Research Shows AI Cybersecurity Capability Is 'Jagged': Smaller Open Models Match Mythos on Key Vulnerability Discovery Tasks
Key Takeaways
- ▸Small open-weight models (3.6B-5.1B parameters) matched Mythos's performance on specific showcase vulnerabilities, suggesting model size alone is not determinative of cybersecurity capability
- ▸AI cybersecurity capability does not scale smoothly with model parameters—performance is 'jagged' and task-dependent, with no single best model across different vulnerability types
- ▸The competitive advantage in AI cybersecurity comes from integrated system design, maintainer relationships, and operational pipelines that achieve accepted patches, not from frontier model capabilities alone
Summary
Following Anthropic's April 2026 announcement of Claude Mythos and Project Glasswing—a consortium aimed at using AI to discover zero-day vulnerabilities in critical software—independent research from AISLE demonstrates that the cybersecurity advantage is not purely a function of model size or sophistication. When tested on Anthropic's showcase vulnerabilities, smaller open-weight models (as small as 3.6 billion parameters costing $0.11 per million tokens) recovered much of the same vulnerability analysis as Mythos, including detection of an autonomous FreeBSD exploit and analysis of a 27-year-old OpenBSD bug. AISLE has independently validated over 180 CVEs across 30+ projects since mid-2025, including 12 out of 12 vulnerabilities in a single OpenSSL security release. The research indicates that AI cybersecurity capability does not scale smoothly with model size—the capability frontier is highly "jagged," with different models excelling at different tasks. Rather than a single superior model, the real moat in AI cybersecurity lies in the specialized system architecture, deep security expertise, and operational infrastructure built around vulnerability discovery, validation, and remediation pipelines.

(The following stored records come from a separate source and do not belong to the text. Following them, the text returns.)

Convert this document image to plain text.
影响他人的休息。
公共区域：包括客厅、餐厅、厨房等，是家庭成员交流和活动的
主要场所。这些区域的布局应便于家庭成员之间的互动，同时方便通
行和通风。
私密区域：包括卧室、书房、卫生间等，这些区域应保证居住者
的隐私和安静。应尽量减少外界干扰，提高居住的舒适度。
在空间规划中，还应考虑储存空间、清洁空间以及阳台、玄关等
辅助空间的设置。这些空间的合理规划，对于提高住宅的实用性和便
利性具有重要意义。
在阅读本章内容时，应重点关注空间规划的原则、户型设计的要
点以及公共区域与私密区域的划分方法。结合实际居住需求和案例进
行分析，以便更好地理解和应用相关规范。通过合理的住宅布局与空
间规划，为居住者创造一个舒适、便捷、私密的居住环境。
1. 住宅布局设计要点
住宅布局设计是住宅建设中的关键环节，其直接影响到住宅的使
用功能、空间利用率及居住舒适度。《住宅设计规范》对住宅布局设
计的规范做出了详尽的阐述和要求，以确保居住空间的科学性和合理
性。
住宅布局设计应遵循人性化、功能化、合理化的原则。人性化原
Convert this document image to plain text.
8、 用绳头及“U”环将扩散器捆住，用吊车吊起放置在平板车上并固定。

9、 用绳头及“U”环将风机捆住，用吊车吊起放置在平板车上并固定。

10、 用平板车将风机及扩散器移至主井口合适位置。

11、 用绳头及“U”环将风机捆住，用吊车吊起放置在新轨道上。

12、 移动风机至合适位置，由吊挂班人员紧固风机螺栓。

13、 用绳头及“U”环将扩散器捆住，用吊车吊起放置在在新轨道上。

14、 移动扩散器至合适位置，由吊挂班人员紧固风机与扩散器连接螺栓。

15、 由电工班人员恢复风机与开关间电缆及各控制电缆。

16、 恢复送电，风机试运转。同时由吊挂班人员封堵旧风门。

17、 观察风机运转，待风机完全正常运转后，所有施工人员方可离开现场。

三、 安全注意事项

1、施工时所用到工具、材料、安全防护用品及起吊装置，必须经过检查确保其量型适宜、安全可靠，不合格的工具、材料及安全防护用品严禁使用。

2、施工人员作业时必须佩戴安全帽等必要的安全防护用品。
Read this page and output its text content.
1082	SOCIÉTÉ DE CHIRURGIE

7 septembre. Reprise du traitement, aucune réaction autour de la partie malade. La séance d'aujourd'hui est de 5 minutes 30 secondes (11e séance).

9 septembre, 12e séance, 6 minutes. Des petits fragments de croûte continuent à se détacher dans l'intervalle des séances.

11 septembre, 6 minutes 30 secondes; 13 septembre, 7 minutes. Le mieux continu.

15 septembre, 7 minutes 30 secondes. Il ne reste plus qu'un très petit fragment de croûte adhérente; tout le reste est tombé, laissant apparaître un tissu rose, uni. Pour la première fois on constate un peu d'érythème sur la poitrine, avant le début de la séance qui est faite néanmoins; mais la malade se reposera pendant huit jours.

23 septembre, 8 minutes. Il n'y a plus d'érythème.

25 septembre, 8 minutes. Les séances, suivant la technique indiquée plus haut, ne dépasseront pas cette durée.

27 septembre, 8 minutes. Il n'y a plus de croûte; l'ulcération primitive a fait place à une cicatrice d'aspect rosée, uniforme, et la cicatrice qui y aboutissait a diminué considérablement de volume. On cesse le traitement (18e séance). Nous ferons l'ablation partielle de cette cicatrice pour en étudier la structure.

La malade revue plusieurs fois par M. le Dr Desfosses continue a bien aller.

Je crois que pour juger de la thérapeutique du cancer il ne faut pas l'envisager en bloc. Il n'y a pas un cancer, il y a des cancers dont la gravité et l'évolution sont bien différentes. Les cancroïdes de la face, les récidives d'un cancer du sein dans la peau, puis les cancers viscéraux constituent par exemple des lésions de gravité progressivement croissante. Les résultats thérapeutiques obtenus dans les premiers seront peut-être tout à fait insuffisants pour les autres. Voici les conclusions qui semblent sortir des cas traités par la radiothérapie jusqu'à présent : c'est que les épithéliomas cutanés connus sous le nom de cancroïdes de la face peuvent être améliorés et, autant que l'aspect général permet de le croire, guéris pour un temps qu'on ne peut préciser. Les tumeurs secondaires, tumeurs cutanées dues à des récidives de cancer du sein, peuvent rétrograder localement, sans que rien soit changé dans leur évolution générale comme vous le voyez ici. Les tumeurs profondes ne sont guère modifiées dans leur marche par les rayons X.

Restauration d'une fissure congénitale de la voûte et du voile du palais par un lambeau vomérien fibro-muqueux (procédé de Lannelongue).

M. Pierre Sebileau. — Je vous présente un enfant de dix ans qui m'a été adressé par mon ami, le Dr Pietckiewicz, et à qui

- Independent validation from operational systems (AISLE's 180+ discovered CVEs) suggests the market may be bifurcating between specialized cybersecurity systems and general-purpose AI models
Editorial Opinion
Anthropic's Mythos announcement created important momentum for AI-assisted vulnerability discovery, but this research suggests the narrative of 'frontier models solving cybersecurity' may oversimplify how capability actually distributes across model scales and specializations. The finding that 3.6B-parameter models can match Mythos on specific tasks is striking and challenges assumptions about scale. However, neither the Mythos announcement nor this critique fully addresses the operational end-to-end pipeline question: who can actually move from discovery to trust-based remediation with maintainers at scale? That may be where real differentiation lies.